To ensure funds meet this criterion, Dartmouth has developed the following policies that apply to endowments at the institution.
It is Dartmouth's expectation that a donor-designation to endowment is final. Once a gift is designated to endowment by a signed gift agreement, the donor's gift designation may not be changed, except under exceptional circumstances which may require the approval of the Gift Acceptance Committee (GAC).
A gift addition to an existing endowment fund takes on the terms of the fund. Donors wishing to make a gift addition must be made aware of this policy. Additions are not currently subject to a minimum amount.

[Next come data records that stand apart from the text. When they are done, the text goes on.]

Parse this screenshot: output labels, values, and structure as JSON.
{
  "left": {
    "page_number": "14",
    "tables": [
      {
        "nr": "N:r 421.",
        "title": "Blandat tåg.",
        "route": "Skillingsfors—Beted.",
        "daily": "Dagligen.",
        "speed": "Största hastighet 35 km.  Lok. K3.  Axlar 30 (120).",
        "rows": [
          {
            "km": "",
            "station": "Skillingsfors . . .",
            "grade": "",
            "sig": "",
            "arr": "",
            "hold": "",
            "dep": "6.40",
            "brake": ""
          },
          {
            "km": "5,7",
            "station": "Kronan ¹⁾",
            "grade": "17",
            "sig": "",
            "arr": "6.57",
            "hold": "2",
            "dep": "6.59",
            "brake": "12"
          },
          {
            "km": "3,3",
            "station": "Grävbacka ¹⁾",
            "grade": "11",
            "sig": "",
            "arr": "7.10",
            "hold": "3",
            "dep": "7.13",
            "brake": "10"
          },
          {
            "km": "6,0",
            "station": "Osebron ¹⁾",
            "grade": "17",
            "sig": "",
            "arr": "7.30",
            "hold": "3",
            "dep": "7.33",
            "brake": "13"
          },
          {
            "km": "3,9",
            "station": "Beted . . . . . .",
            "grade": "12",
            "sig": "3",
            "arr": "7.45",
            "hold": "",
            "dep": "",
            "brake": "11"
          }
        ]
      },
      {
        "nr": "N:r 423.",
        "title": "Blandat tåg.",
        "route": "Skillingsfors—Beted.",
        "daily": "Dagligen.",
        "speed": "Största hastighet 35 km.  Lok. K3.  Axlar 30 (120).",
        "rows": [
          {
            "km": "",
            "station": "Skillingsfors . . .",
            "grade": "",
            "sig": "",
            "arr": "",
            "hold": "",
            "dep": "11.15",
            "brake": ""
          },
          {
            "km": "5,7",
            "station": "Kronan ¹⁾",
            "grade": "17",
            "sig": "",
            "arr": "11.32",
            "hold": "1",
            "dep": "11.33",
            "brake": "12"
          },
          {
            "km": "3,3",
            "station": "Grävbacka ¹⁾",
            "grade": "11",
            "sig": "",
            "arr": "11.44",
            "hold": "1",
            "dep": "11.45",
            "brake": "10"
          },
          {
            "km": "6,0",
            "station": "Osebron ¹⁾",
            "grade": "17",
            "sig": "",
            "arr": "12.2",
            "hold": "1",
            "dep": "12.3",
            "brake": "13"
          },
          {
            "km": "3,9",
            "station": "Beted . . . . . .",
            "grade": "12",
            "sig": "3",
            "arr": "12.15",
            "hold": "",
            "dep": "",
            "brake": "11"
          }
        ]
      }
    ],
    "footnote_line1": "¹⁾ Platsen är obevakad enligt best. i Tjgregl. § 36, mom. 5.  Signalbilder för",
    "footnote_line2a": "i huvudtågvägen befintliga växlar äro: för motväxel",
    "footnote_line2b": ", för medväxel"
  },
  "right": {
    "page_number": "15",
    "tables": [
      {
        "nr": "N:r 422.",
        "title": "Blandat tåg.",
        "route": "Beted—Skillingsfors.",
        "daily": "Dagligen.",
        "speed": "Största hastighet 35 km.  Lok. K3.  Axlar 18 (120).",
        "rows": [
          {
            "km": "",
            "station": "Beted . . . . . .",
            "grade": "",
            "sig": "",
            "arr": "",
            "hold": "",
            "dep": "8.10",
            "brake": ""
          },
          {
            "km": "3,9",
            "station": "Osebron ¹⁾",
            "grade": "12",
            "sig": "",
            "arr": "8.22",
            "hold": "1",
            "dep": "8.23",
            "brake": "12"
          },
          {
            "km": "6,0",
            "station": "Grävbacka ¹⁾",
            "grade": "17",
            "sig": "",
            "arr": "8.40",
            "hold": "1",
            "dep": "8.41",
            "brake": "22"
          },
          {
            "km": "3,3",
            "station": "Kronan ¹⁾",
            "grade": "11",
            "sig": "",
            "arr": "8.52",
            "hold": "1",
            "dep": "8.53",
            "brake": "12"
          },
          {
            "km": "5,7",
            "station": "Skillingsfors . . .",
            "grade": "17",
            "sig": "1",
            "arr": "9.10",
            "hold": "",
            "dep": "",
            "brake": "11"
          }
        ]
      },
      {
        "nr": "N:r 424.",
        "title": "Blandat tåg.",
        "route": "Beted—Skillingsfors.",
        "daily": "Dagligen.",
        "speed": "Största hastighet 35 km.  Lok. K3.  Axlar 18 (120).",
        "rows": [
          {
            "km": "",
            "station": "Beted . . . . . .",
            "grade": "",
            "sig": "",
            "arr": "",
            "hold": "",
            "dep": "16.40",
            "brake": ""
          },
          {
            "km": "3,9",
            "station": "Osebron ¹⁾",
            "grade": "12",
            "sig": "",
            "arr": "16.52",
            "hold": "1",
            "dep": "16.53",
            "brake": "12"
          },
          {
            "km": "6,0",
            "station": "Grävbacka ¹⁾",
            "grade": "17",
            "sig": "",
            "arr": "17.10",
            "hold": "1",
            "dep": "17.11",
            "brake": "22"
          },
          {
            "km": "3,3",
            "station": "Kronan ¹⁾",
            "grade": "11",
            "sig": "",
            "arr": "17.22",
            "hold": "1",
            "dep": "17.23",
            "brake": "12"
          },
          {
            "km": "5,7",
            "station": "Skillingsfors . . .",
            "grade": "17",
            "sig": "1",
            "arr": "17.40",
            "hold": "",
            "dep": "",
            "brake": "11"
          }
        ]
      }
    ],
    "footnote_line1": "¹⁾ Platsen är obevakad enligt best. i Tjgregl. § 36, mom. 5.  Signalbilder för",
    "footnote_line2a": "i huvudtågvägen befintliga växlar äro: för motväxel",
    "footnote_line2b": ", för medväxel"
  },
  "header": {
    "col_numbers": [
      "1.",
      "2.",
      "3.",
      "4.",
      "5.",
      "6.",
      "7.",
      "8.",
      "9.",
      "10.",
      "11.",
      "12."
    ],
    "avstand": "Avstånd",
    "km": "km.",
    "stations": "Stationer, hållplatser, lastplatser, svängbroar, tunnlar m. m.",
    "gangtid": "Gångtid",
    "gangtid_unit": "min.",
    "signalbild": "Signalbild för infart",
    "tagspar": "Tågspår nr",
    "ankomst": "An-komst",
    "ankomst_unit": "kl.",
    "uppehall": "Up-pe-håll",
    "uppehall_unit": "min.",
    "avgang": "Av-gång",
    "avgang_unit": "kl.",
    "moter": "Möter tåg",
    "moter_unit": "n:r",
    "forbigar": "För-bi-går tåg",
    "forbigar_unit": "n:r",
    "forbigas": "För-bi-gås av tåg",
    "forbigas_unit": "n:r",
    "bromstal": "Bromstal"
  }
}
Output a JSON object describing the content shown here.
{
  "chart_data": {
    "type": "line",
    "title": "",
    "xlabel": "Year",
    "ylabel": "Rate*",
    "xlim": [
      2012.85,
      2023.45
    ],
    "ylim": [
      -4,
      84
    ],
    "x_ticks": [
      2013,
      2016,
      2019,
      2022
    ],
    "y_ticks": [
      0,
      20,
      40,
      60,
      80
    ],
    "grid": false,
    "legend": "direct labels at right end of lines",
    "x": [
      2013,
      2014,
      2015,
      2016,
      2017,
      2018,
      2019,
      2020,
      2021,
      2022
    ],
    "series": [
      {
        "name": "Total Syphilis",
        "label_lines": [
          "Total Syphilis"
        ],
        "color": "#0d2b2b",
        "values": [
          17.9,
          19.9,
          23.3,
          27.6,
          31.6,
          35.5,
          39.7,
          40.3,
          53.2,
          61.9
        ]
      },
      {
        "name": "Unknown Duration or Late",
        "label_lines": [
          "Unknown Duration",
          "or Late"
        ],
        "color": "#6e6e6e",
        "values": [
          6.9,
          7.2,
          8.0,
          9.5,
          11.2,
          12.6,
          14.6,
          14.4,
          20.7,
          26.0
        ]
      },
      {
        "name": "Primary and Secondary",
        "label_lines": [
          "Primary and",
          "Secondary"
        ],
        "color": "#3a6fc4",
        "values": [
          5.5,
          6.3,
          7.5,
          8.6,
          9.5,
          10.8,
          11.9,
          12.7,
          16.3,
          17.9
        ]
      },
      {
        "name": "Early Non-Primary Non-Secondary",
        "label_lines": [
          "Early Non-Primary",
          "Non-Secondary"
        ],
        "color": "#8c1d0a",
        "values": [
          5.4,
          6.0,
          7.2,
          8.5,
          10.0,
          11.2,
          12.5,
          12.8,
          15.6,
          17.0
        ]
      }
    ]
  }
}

The Trustees of Dartmouth College encourage endowment gifts for general, or broadly defined, purposes, because they provide the institution with the most flexibility in its financial planning. However, some purposes are not appropriate for endowment; for example, gifts that do not involve long-term investment. If a donor has an expectation that their gift be invested for a near term (i.e., less than ten years) with a set expectation for liquidation, the gift would not be considered appropriate for endowment. Exception to this policy requires prior approval by the Executive Vice President & Chief Financial Officer. Additional approvals may also be required subject to Dartmouth's Quasi Endowment Policy (ID 024-0016).
To establish an endowment fund, Dartmouth College requires a gift instrument with certain elements approved and signed by the donor. The document must clearly identify which individuals have the authority to define the endowed fund terms and all restricted endowments must have an alternative use clause. This documentation serves as evidence of donor intent and helps to ensure the terms of the gift are clearly documented and followed.
Endowment Funding Levels
The Trustees of Dartmouth College have approved several thresholds for endowed funds. Dartmouth requires a minimum amount to establish an endowment, and various other levels are required for specific purposes (e.g., scholarship, professorship, fellowship, etc.).
The objectives in establishing these thresholds are 1) to encourage gifts by providing donors with a variety of important giving opportunities, and 2) to ensure that endowments sufficiently provide annual spending amounts which cover the estimated costs of the program/purpose they support, both at the time they are established, and in the future.
Dartmouth College requires that endowment levels be achieved with donor contributions only. Accumulated earnings retained as part of a fund's market value, are not counted towards reaching these levels because they are already counted on to help preserve the long-term purchasing power of the endowment and are available for spending in current and future periods as needed. Accumulated earnings can also fluctuate over time with changes in the market; while gift principal generally remains intact in perpetuity, and therefore can be relied on to provide a stable source of income.
Fund additions designated by Dartmouth College, such as Trustee matches or income returned to historic book value, also do not count towards meeting endowment thresholds. Dartmouth's policy requiring that endowment levels be achieved with donor contributions help to ensure that Dartmouth treats all donors in a fair and equitable manner in recognizing their generosity, and also helps to ensure that funds remain at a level sufficient to support their designated purpose.